A recurring concept in The Broom of the System is psychology as relating to words; many of the theories discussed involve Ludwig Wittgenstein's ideas and principles.[1] Wallace himself stated that the book can be viewed as a dialogue between Wittgenstein and Derrida.[2]
The publication earned Wallace the Whiting Award in 1987.[3]
Caryn James of the New York Times criticized elements of the book, writing in her review:[4]
The philosophical underpinnings of his novel are [...] weak. [...] There is too much flat-footed satire of Self and Other, too much reliance on Philosophy 101. [...] And the novel falls off drastically at the end, when a tortured running joke turns into a contrived explanation and characters we expect to appear never show up.
Despite these perceived short-comings, she ultimately found strength in the writing:
But the author's narrative command carries him over the low spots. This is not, after all, a minimalist tightrope-walk where a few wrong choices can produce empty posturing instead of precisely understated fiction. A saving grace of excessive novels is that a few missteps hardly matter; The Broom of the System succeeds as a manic, human, flawed extravaganza.
In the same newspaper, Michiko Kakutani wrote a somewhat unfavorable review, calling it "an unwieldy, uneven work - by turns, hilarious and stultifying, daring and derivative". Praising the author's ambition and imagination, she wrote that "the reader intermittently feels that the author wants to use Lenore's story as a Nabokovian armature on which to drape serious philosophical and literary discussions.

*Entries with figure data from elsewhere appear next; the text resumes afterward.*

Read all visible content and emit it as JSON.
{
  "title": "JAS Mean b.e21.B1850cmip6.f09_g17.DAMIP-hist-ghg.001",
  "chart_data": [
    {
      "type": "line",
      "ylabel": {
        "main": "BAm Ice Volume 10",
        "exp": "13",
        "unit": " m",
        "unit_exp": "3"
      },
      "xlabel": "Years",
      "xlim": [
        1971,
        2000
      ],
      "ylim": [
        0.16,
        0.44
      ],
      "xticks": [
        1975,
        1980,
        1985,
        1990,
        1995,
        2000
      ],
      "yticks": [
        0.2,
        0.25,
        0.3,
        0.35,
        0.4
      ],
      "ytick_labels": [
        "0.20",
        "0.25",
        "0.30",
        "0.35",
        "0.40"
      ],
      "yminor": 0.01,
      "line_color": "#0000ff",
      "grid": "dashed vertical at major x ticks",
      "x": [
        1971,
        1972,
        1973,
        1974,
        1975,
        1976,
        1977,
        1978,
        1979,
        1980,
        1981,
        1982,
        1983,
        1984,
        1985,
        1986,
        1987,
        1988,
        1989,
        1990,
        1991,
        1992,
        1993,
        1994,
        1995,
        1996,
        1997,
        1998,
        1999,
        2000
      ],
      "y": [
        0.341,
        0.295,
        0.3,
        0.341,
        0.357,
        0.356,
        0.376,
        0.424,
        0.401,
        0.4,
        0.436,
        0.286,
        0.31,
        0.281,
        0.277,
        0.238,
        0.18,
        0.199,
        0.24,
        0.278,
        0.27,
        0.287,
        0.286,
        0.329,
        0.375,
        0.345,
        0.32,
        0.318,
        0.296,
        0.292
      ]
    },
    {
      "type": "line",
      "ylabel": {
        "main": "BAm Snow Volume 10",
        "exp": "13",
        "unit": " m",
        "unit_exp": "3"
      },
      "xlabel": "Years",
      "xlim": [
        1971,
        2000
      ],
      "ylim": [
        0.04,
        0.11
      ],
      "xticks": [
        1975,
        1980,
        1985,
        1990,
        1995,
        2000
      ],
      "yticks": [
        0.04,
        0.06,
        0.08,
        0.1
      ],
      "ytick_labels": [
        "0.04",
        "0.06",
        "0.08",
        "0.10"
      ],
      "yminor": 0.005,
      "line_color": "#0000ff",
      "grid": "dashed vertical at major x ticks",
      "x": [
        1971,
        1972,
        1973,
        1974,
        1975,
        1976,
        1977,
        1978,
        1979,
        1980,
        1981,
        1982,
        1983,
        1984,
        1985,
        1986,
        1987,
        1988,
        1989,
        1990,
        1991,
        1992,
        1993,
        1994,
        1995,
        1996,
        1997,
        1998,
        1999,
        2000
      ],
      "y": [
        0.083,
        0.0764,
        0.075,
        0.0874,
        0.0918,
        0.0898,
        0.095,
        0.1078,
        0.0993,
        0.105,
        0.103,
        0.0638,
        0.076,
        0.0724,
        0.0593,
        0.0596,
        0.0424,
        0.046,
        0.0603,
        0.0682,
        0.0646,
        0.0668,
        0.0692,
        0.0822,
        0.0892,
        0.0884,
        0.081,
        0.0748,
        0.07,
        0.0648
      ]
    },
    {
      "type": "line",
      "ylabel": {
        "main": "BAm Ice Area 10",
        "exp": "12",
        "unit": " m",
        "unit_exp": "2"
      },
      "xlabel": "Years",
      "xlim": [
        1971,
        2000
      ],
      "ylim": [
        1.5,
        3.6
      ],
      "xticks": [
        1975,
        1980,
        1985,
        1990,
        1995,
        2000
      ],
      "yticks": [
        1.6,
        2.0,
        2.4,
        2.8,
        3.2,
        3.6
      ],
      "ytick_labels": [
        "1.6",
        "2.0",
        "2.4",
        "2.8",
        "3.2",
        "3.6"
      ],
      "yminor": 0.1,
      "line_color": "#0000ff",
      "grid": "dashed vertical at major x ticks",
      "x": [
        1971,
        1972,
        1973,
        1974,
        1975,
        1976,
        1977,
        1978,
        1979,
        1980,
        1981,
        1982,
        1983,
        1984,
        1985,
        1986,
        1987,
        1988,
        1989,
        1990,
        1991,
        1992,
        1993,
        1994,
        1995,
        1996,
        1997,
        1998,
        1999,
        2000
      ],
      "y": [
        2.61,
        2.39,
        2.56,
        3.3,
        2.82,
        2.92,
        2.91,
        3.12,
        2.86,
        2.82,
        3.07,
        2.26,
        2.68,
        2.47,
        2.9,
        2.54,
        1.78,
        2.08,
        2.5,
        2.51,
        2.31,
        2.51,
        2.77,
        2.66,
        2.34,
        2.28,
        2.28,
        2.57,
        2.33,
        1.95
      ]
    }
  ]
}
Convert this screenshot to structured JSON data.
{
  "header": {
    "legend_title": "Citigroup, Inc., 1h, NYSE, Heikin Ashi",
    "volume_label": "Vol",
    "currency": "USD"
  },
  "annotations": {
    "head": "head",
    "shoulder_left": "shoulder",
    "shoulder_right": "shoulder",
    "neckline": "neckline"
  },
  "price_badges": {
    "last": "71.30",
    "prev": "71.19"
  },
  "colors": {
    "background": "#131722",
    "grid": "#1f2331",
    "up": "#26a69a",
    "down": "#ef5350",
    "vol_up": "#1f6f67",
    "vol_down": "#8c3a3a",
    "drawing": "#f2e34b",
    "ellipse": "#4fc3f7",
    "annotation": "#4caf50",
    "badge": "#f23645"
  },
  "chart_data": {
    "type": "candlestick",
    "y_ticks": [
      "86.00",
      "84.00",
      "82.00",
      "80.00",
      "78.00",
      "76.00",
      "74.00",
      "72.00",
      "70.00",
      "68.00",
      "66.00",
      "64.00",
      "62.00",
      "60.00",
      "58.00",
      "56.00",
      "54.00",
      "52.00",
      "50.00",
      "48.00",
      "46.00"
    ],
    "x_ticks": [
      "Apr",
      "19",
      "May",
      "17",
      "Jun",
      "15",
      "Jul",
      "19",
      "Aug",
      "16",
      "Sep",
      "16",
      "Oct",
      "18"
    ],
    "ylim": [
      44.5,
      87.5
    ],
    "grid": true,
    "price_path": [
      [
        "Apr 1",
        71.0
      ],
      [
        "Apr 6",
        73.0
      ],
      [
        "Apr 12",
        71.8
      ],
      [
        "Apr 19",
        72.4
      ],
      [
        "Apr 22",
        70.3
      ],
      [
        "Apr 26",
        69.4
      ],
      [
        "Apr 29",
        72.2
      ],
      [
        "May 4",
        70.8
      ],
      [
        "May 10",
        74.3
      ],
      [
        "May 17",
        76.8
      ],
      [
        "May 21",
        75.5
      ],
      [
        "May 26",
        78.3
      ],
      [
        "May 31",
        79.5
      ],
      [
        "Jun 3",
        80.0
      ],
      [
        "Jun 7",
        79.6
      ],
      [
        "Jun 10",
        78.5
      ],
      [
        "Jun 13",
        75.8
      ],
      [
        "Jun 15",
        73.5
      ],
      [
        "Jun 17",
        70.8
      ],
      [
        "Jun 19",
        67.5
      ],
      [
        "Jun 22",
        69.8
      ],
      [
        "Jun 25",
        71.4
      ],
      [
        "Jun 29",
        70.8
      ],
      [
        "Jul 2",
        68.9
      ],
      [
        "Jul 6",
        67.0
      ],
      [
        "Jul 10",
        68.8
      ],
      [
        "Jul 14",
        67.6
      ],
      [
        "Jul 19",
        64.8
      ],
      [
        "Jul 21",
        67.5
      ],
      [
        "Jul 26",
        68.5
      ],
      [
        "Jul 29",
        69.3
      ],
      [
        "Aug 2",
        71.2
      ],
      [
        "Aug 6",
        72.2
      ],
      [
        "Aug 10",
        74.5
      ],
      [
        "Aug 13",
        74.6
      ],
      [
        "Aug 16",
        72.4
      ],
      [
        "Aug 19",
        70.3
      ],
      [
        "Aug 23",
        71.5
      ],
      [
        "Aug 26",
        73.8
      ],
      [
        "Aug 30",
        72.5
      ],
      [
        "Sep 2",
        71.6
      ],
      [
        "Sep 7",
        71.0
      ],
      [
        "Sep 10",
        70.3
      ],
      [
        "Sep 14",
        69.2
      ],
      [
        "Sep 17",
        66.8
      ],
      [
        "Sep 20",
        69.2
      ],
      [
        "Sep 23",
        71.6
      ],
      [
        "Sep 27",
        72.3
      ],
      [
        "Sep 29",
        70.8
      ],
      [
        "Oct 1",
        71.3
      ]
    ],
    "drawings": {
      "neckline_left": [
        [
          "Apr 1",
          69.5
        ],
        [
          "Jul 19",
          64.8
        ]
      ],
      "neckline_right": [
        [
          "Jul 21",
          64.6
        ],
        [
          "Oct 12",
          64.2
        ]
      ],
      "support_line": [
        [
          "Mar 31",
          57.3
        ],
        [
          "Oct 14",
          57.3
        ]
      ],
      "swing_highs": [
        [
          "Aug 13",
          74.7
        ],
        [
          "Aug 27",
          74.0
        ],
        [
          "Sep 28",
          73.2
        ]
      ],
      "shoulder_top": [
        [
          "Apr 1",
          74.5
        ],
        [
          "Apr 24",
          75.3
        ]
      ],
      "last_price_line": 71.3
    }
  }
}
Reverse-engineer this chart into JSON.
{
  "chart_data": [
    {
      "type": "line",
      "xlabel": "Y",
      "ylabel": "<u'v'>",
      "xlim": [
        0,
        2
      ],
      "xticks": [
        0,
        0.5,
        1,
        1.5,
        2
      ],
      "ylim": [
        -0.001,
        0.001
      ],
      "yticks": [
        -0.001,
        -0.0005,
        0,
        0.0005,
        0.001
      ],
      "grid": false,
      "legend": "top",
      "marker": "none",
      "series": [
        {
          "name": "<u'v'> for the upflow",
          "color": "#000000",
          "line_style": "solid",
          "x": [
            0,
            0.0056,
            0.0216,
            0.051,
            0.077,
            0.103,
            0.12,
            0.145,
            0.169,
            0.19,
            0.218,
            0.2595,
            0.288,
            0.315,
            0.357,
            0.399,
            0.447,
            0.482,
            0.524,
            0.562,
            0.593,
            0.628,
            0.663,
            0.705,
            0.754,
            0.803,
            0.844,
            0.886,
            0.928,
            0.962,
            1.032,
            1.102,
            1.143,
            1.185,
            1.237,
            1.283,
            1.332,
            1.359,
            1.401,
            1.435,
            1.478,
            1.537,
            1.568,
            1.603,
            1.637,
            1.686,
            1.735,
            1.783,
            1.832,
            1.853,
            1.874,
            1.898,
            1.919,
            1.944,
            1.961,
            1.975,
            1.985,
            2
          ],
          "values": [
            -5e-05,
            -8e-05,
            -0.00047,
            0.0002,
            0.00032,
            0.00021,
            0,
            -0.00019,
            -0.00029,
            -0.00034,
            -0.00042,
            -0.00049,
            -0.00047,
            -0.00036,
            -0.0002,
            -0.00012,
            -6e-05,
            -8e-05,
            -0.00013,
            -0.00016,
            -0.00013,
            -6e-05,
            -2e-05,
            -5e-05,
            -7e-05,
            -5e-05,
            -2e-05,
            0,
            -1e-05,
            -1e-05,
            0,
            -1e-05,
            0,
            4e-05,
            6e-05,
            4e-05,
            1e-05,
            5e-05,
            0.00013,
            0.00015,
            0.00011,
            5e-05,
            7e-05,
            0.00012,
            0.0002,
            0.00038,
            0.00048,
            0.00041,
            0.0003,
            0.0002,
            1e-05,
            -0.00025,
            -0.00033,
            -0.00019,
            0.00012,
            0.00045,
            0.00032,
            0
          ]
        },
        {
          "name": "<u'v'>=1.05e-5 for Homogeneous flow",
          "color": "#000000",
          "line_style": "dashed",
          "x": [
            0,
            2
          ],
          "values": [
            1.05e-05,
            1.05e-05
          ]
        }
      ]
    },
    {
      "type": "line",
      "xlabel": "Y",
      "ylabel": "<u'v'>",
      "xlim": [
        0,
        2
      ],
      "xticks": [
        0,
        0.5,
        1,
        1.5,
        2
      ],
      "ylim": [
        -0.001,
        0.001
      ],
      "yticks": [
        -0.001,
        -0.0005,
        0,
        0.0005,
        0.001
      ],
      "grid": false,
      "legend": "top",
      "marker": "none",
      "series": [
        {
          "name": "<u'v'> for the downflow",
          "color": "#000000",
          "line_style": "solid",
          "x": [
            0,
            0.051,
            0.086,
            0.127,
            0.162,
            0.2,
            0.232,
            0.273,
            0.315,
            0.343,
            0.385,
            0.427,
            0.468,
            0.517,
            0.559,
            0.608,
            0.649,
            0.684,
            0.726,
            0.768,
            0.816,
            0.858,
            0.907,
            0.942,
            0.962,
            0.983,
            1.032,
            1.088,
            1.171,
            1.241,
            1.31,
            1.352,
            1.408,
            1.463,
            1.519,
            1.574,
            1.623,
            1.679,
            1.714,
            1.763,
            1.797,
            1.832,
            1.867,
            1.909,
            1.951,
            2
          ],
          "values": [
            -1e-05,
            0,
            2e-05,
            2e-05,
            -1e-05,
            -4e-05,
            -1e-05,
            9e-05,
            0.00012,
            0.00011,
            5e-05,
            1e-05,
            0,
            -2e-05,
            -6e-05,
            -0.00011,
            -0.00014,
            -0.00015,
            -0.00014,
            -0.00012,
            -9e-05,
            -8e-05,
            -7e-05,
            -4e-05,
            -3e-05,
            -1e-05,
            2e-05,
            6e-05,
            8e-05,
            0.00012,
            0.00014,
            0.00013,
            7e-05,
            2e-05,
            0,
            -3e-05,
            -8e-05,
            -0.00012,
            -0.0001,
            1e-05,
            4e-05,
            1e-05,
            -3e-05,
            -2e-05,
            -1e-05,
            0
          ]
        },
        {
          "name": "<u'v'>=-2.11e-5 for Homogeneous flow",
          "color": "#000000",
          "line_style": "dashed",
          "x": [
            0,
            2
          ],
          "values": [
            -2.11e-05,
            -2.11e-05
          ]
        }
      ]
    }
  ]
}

The problem is that [...] 'The Broom of the System' is pock-marked with superfluous verbal riffs [...] repetitious digressions, and nonsensical babbling that reads like out-takes from a stoned, late-night dormitory exchange." Kakutani claimed Wallace has a "story-telling gift" but recommended more "narrative discipline and the exchange of other writers's [sic] voices for a more original vision."[5]
Robert Asahina of Los Angeles Times wrote a review that parodies the style of the book itself, and wrote that "writers have abdicated responsibility for meaning to readers [...] the book essentially seems to be about itself, ‘a game consisting of involved attempts to find out the game’s own rules,’ and not about Lenore". Asahina suggested that coincidence is "an all-too-convenient plot device" in the book, and that those who were not fans of metafiction would likely find it "consistently, off-puttingly pretentious".[6]
A reviewer for Kirkus Reviews argued that Wallace "is something of a puerile Pynchon, a discount Don DeLillo [...] Wallace dabbles in big ideas, with too many pseudo-Wittgensteinian pauses [...] and much callow satire on consumer/evangelical America. Despite flashes of real genius, it's a heady Animal House vision."[7]
In 2011, Tori Schacht of The Rumpus praised the irony of the ending and wrote, "This is Wallace in the nascent stage of his literary powers, attempting to reconcile his interest in Wittgenstein and language with his desire to speak of something urgent and true about us and our beautiful messes."[8]